Evidencia sobre peso y rendimiento, riesgos del REDs y cómo definir un límite saludable y sostenible para competir.

Por Ramon Curto · Actualizado el 5 de agosto de 2026

El peso corporal influye en el rendimiento de resistencia. Al correr hay que sostener y desplazar el cuerpo en cada zancada; al subir en bicicleta, la gravedad convierte la masa total en una parte importante de la resistencia. Pero el peso importa menos de lo que sugiere la industria del adelgazamiento y solo dentro de una franja saludable. La potencia, la economía de carrera, el historial de entrenamiento, el desnivel, el calor, el ritmo, el sueño, la nutrición y las lesiones pueden pesar más que una pequeña diferencia en la báscula.

La evidencia moderna cambia la pregunta útil. Ya no es «¿hasta dónde puedo bajar?», sino «¿qué peso puedo sostener mientras entreno bien, recupero, como suficiente y mantengo mi salud?». El consenso del Comité Olímpico Internacional de 2023 sobre la Deficiencia Energética Relativa en el Deporte —REDs— deja claro el límite: cuando la baja disponibilidad energética se vuelve problemática, intentar ser más ligero puede empeorar el rendimiento que se pretendía mejorar.

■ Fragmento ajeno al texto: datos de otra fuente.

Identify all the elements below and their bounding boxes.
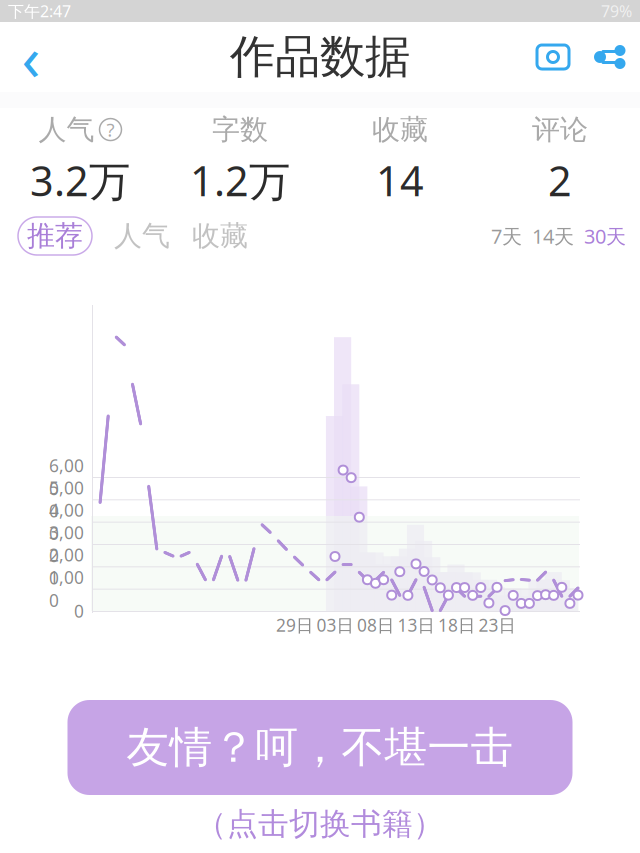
staticText: 2,000 xyxy=(49,543,84,589)
staticText: 29日 xyxy=(276,614,313,636)
button[interactable]: 人气 xyxy=(100,217,184,255)
staticText: 人气 xyxy=(114,219,170,253)
staticText: 评论 xyxy=(532,112,588,147)
button[interactable]: Share xyxy=(580,22,640,92)
staticText: 79% xyxy=(601,0,632,22)
staticText: 2 xyxy=(548,153,572,208)
button[interactable]: 7天 xyxy=(491,223,522,249)
staticText: 收藏 xyxy=(192,219,248,253)
staticText: 下午2:47 xyxy=(8,0,71,22)
staticText: 03日 xyxy=(316,614,354,636)
button[interactable]: 收藏 xyxy=(184,217,256,255)
staticText: 1.2万 xyxy=(190,153,290,208)
staticText: 0 xyxy=(74,600,84,622)
staticText: 友情？呵，不堪一击 xyxy=(126,721,514,774)
button[interactable]: Back xyxy=(0,22,62,92)
staticText: ? xyxy=(106,117,114,142)
button[interactable]: Screenshot xyxy=(526,22,580,92)
staticText: 18日 xyxy=(438,614,475,636)
staticText: 30天 xyxy=(584,223,626,249)
staticText: 推荐 xyxy=(27,219,83,253)
staticText: 人气 xyxy=(38,112,94,147)
staticText: （点击切换书籍） xyxy=(196,805,444,843)
staticText: 3.2万 xyxy=(30,153,130,208)
button[interactable]: 14天 xyxy=(532,223,574,249)
staticText: 23日 xyxy=(478,614,516,636)
staticText: 6,000 xyxy=(49,454,84,500)
button[interactable]: 推荐 xyxy=(18,217,92,255)
staticText: 14天 xyxy=(532,223,574,249)
staticText: 字数 xyxy=(212,112,268,147)
staticText: 7天 xyxy=(491,223,522,249)
staticText: 14 xyxy=(376,153,424,208)
button[interactable]: 友情？呵，不堪一击 xyxy=(68,700,572,795)
button[interactable]: （点击切换书籍） xyxy=(196,807,444,841)
button[interactable]: 30天 xyxy=(584,223,626,249)
staticText: 08日 xyxy=(357,614,394,636)
staticText: 作品数据 xyxy=(230,29,410,85)
staticText: 收藏 xyxy=(372,112,428,147)
staticText: 5,000 xyxy=(49,476,84,522)
staticText: 1,000 xyxy=(49,566,84,612)
staticText: 3,000 xyxy=(49,521,84,567)
staticText: ‹ xyxy=(22,16,40,98)
staticText: 13日 xyxy=(398,614,434,636)
staticText: 4,000 xyxy=(49,499,84,545)
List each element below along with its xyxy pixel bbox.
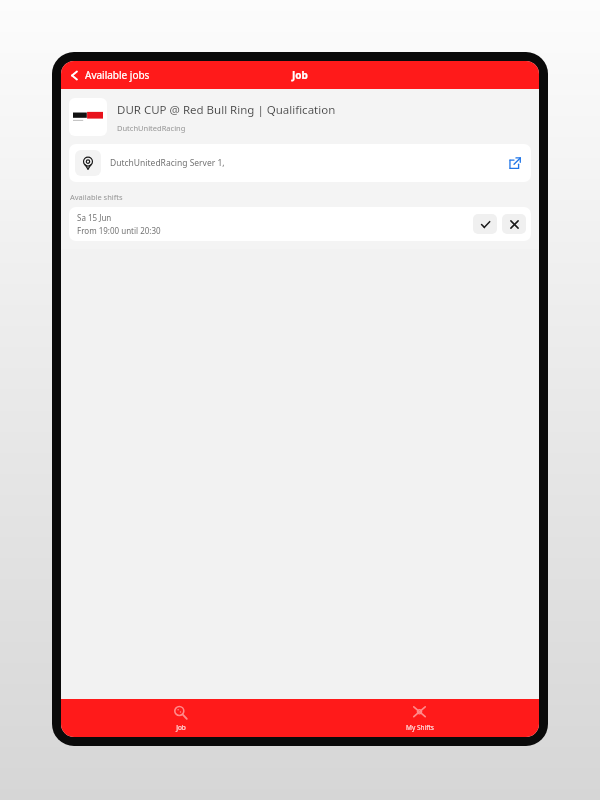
- staticText: Available shifts: [70, 192, 123, 202]
- staticText: From 19:00 until 20:30: [77, 225, 161, 236]
- button[interactable]: Available jobs: [61, 64, 158, 86]
- button[interactable]: Open external link: [505, 153, 525, 173]
- staticText: DutchUnitedRacing: [117, 123, 186, 133]
- button[interactable]: Sa 15 Jun: [69, 207, 531, 241]
- staticText: Job: [292, 68, 308, 82]
- staticText: Job: [176, 723, 186, 732]
- staticText: DUR CUP @ Red Bull Ring | Qualification: [117, 102, 336, 118]
- button[interactable]: DutchUnitedRacing Server 1,: [69, 144, 531, 182]
- button[interactable]: Job: [61, 701, 300, 736]
- staticText: DutchUnitedRacing Server 1,: [110, 157, 505, 169]
- staticText: Sa 15 Jun: [77, 212, 112, 223]
- button[interactable]: My Shifts: [300, 701, 539, 736]
- staticText: Available jobs: [85, 68, 150, 82]
- staticText: My Shifts: [406, 723, 434, 732]
- button[interactable]: Accept shift: [473, 214, 497, 234]
- button[interactable]: Decline shift: [502, 214, 526, 234]
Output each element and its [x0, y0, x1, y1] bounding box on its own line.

Esta tabla actualiza el ejercicio teórico del artículo original. Parte de un corredor totalmente hipotético de 70 kg capaz de hacer 3:30:00 y cambia solo la masa. Mantiene fijos el VO₂max, el entrenamiento, la potencia, la mecánica, el circuito, el tiempo y la nutrición. La columna temporal aplica una relación proporcional simple entre masa y coste para mostrar la dirección del efecto, inspirada en el experimento de carga añadida de Teunissen, Grabowski y Kram. No modeliza una pérdida de peso natural y no promete ningún resultado.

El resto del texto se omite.